Quisiera cerrar estas consideraciones entomológicas traduciendo un pasaje de una conferencia reciente de Lídia Jorge, en la cual, recordando sus años en África, se refiere en estos términos a la imagen matricial de La costa de los murmullos:

“De esa época, recuerdo una escena que me marcó. Yo vivía en un cuartel de oficiales. Cuando caía la noche, los oficiales de la Fuerza Aérea se juntaban en la sala de estar con las mujeres para una comida ligera. Pero, una de esas noches, todo el mundo estaba inquieto, porque afuera había una plaga de saltamontes tan densa que formaba aureolas verdes alrededor de las luces de la iluminación pública. Además, los locales habían encendido hogueras a lo largo de la avenida marginal, en las cuales asaban saltamontes para comérselos, bailando. Era una imagen maravillosa, plásticamente deslumbrante: la negra noche adornada de aureolas verdes y, ante todo, la gente parecía feliz. Se oían los cantos. Pero allí adentro, entre los oficiales portugueses, no era esto lo que se comentaba. Se comentaba que los salvajes comían saltamontes, y las palabras venían cargadas de repulsión. Y, sin embargo, en la sala de estar se comía algo que tenía el mismo tamaño y la misma forma que los saltamontes, sólo que de otro color. Comíamos camarones. Esa noche entendí la razón por la cual perderíamos la guerra, por la cual tendríamos que perderla. […] Unos años después, a partir de esa noche de los saltamontes, escribí La costa de los murmullos”.

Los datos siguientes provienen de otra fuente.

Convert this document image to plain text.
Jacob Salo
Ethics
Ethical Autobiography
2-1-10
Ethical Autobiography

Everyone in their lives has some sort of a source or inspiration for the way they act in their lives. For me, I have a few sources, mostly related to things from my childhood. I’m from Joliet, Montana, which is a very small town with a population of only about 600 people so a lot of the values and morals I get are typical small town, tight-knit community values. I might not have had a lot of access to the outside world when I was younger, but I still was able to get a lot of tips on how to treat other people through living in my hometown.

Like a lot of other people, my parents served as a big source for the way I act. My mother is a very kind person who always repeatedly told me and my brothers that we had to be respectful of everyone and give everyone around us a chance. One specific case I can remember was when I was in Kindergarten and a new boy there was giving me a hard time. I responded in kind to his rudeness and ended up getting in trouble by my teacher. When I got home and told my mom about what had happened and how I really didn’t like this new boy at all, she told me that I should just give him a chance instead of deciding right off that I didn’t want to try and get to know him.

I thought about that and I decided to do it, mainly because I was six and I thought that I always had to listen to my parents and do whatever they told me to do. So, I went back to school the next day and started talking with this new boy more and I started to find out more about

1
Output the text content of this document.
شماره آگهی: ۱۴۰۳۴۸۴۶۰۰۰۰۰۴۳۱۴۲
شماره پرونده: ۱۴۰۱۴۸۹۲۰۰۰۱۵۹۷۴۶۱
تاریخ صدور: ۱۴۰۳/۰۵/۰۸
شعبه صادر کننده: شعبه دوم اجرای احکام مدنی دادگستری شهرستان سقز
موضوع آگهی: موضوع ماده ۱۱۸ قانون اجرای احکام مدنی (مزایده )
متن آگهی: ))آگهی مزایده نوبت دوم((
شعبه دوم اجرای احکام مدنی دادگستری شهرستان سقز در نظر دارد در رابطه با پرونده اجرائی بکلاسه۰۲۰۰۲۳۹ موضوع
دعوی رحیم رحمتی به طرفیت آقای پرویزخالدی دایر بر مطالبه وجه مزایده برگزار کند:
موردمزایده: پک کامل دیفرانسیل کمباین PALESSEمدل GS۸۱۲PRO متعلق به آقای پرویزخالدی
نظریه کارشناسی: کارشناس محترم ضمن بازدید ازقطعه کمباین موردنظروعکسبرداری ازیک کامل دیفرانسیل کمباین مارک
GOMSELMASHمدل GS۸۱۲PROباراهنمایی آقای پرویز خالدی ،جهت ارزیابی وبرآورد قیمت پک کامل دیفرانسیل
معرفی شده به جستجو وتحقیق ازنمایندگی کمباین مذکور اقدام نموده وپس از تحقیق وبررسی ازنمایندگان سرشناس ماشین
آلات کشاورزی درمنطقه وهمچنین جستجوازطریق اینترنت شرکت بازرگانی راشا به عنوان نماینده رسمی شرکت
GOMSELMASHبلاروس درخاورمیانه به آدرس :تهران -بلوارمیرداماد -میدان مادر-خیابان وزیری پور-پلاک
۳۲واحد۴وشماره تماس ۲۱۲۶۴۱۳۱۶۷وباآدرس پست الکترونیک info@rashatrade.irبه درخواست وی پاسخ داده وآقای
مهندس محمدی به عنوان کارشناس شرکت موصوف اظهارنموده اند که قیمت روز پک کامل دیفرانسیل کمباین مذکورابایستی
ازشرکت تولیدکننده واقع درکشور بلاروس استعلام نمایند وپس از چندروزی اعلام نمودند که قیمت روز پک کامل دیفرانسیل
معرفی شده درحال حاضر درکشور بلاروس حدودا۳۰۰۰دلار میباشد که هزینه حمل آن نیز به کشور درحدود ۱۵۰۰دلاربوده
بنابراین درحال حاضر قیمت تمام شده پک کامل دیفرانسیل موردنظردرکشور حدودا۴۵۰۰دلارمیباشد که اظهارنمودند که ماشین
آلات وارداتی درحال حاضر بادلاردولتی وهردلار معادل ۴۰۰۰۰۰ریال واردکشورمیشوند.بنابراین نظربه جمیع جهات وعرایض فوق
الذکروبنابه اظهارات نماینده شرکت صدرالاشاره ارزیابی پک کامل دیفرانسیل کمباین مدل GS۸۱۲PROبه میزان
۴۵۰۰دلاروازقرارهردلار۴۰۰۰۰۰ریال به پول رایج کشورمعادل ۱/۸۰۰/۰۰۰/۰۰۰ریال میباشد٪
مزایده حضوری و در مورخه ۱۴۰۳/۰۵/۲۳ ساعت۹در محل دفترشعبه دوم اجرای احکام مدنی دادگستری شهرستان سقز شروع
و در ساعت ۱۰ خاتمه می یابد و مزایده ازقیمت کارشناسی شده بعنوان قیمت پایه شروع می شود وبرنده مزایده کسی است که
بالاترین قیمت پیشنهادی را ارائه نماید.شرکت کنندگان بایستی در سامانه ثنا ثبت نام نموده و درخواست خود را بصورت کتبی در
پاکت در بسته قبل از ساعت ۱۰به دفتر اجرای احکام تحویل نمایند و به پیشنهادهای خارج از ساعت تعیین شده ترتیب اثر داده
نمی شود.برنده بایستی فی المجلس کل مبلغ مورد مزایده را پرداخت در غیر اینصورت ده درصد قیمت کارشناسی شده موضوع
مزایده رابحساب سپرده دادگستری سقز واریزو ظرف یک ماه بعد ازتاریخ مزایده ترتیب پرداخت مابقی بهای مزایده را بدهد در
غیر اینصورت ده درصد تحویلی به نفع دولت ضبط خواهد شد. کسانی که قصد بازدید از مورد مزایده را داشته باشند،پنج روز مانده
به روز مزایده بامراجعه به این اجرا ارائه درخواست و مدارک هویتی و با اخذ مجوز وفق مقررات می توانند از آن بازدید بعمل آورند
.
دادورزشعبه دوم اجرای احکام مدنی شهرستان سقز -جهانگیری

Terminaré con un aspecto quizás más silencioso, pero cuyas opciones de traducción también aluden al ritmo del relato. En A costa dos murmurios son muchas las situaciones en las cuales el mensaje pasa en voz baja, por medio de alusiones o de elipsis. Lídia Jorge narra, entre bambalinas, los discursos de una de las últimas (y fallidas) guerras coloniales europeas en el continente africano. Para ello, la contraposición entre la mirada femenina y la visión masculina es un elemento clave de la eficacia ficcional.

En el texto de partida hay numerosas alusiones a los “rumores”, tanto en la acepción de una noticia vaga como en la de un ruido confuso y constante. Sin embargo, cuando ya la traducción se encontraba casi finalizada, me di cuenta de que la palabra “murmúrio” y sus derivados sólo aparecían tres veces en todo el libro, dos de ellas pronunciadas en boca de otros personajes. Antes de cerrar mi versión al español tuve, pues, que revisar y substituir muchos de los “murmullos” (y, también, creo, “murmurios”) que, en un primer momento, se habían colado en el texto. Estimé importante el hecho de que la autora hubiera escogido –en teoría– conscientemente los pocos murmullos explícitos que aparecen en su texto, y así lo reproduje en la versión en español. Así pues, el único murmullo real de este libro es aquel que nos deja el texto en su última frase:

“Después, de las palabras sólo se desprenden sonidos, y de los sonidos quedan solo los murmullos, el último estado antes de la desaparición, dijo riendo Eva Lopo. Devolviendo, anulando Los saltamontes”.

En medio de todos estos rumores, la traducción de este libro supuso, para mí, un estimulante ejercicio de reinterpretación de una obra, treinta años después de ser publicada. Ahora, y hasta que venga una nueva versión en español, aquí están los saltamontes para decir casi lo mismo.

 

Lidia Jorge, La Costa de los murmullos, La Umbría y la Solana, 2021.